Phoenix at 50: When a Three-Bill Package Becomes a One-Bill Hope
On March 31, Arizona's flagship Advanced Air Mobility bill failed 6-12 in House Appropriations. Six days earlier, its companion appropriation was quietly withdrawn. A third bill — vertiport zoning — has sat on a Senate consent calendar with no House action for over a month. Three weeks ago, Phoenix's AAM legislative package mirrored the coordinated multi-bill pattern that preceded successful frameworks in Texas and Florida. It has collapsed in six days.
The Score
Phoenix sits at 50 on the AirIndex Readiness Score as of April 5, 2026 — right at the boundary between the EARLY and MODERATE tiers. Its strengths are real: Joby Aviation is conducting autonomous flight technology testing in Arizona, and the Chandler/Tempe testing corridor remains active. Those factors deliver 30 of the score's 50 points.
The remaining 20 come from partial credit: 10 points for state legislation (currently flagged `actively_moving`, under methodology review — see below), 5 for neutral regulatory posture, and 5 for partial weather infrastructure. Zero points come from approved vertiports (none exist in the Phoenix metro), vertiport zoning (no ordinance adopted), or any of the four scoring sub-indicators tied to the three AAM bills that just failed or stalled.
The chart below tells the story of a market that got its operator layer right and its regulatory layer wrong.
The Angle
Arizona's three-bill package was structured the way successful states have historically structured theirs. SB1827 would have created an Office of Advanced Air Mobility — a dedicated state body to coordinate UAM policy, the kind of institutional home that typically precedes mature markets. SB1826 would have funded it. SB1819 would have added vertiport zoning language to state land-use codes, giving developers the legal clarity they need to commit capital.
Each bill carried a distinct scoring implication. Had SB1827 been enacted, Phoenix's state legislation factor would have moved from 10 to 20, and the newly-created Office would likely have shifted regulatory posture from neutral to friendly, adding another 5 points. Had SB1819 passed with its zoning language intact, Phoenix's vertiport zoning factor would have moved from 0 to 15. The full package, if enacted, would have pushed Phoenix from 50 to roughly 80 — a thirty-point swing and a full tier jump from MODERATE to ADVANCED.
On March 25, SB1826 was withdrawn in House Appropriations. Six days later, on March 31, SB1827 failed on a 6-12 vote in the same committee. SB1819 remains technically alive on a Senate consent calendar but has shown no House movement since March 2 — five weeks of silence in a legislative environment where its companion bills just died.

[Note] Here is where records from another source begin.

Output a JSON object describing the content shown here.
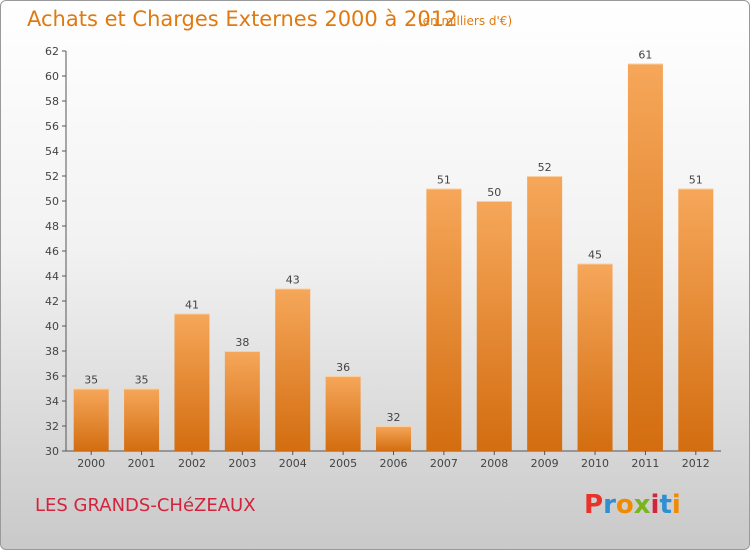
{
  "title": "Achats et Charges Externes 2000 à 2012",
  "subtitle": "(en milliers d'€)",
  "commune": "LES GRANDS-CHéZEAUX",
  "logo": {
    "letters": [
      "P",
      "r",
      "o",
      "x",
      "i",
      "t",
      "i"
    ],
    "colors": [
      "#e8322b",
      "#2e8fd3",
      "#f08a00",
      "#7ab51d",
      "#d4233c",
      "#2e8fd3",
      "#f08a00"
    ]
  },
  "colors": {
    "bar_top": "#f6a75a",
    "bar_bottom": "#d36d10",
    "accent": "#e07a10"
  },
  "chart_data": {
    "type": "bar",
    "categories": [
      "2000",
      "2001",
      "2002",
      "2003",
      "2004",
      "2005",
      "2006",
      "2007",
      "2008",
      "2009",
      "2010",
      "2011",
      "2012"
    ],
    "values": [
      35,
      35,
      41,
      38,
      43,
      36,
      32,
      51,
      50,
      52,
      45,
      61,
      51
    ],
    "ylim": [
      30,
      62
    ],
    "yticks": [
      30,
      32,
      34,
      36,
      38,
      40,
      42,
      44,
      46,
      48,
      50,
      52,
      54,
      56,
      58,
      60,
      62
    ],
    "grid": false,
    "data_labels": true
  }
}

This is the kind of pattern that doesn't make press releases. Joby's Arizona flight testing generates coverage; committee failures do not. But from a market-readiness standpoint, the committee failures matter more. Operators follow regulatory infrastructure, not the other way around. A state that cannot sustain a coordinated three-bill package through a single appropriations committee has sent a signal about its near-term capacity to build the legal frameworks the industry needs.
AirIndex's scoring model currently flags Phoenix's `stateLegislationStatus` as `actively_moving` — a designation that preserves partial credit based on SB1819's technically-still-alive status. That designation is under methodology review. If SB1819 does not show House movement by the end of the current session, the flag will likely be downgraded to `none`, dropping Phoenix's score from 50 to 40 and moving it from MODERATE into the EARLY tier. That review is visible in Phoenix's detail page on our platform, and any change will be logged to the city's score history with a timestamped citation.
This is what our scoring model is designed to capture: the difference between operator announcements — which dominate the narrative — and the durable regulatory infrastructure that determines whether a market can actually absorb commercial UAM operations. One is a photo op. The other is the market.
What to Watch
Three forward signals will determine whether Phoenix recovers:
1. SB1819's path over the next 30 days. If the vertiport zoning bill advances out of Senate consent onto the House floor, Phoenix's legislation status survives in its current form. If it dies in committee like its companions, AirIndex will downgrade the flag and the score will drop by 10 points.
2. A revised package. Arizona legislators have until session end to reintroduce a narrower version — either a standalone Office of AAM bill without appropriations, or a zoning-only bill that sidesteps the appropriations fight. Neither has been announced.
3. A formal municipal commitment. The one factor where Phoenix currently shows partial credit under active pilot program is municipal commitment — Chandler and Tempe have permitted testing but have not documented formal partnerships. A city-level MOU would hold partial points regardless of what happens at the state level.
Phoenix is not out of the game. But the path back to 80 just got a lot narrower.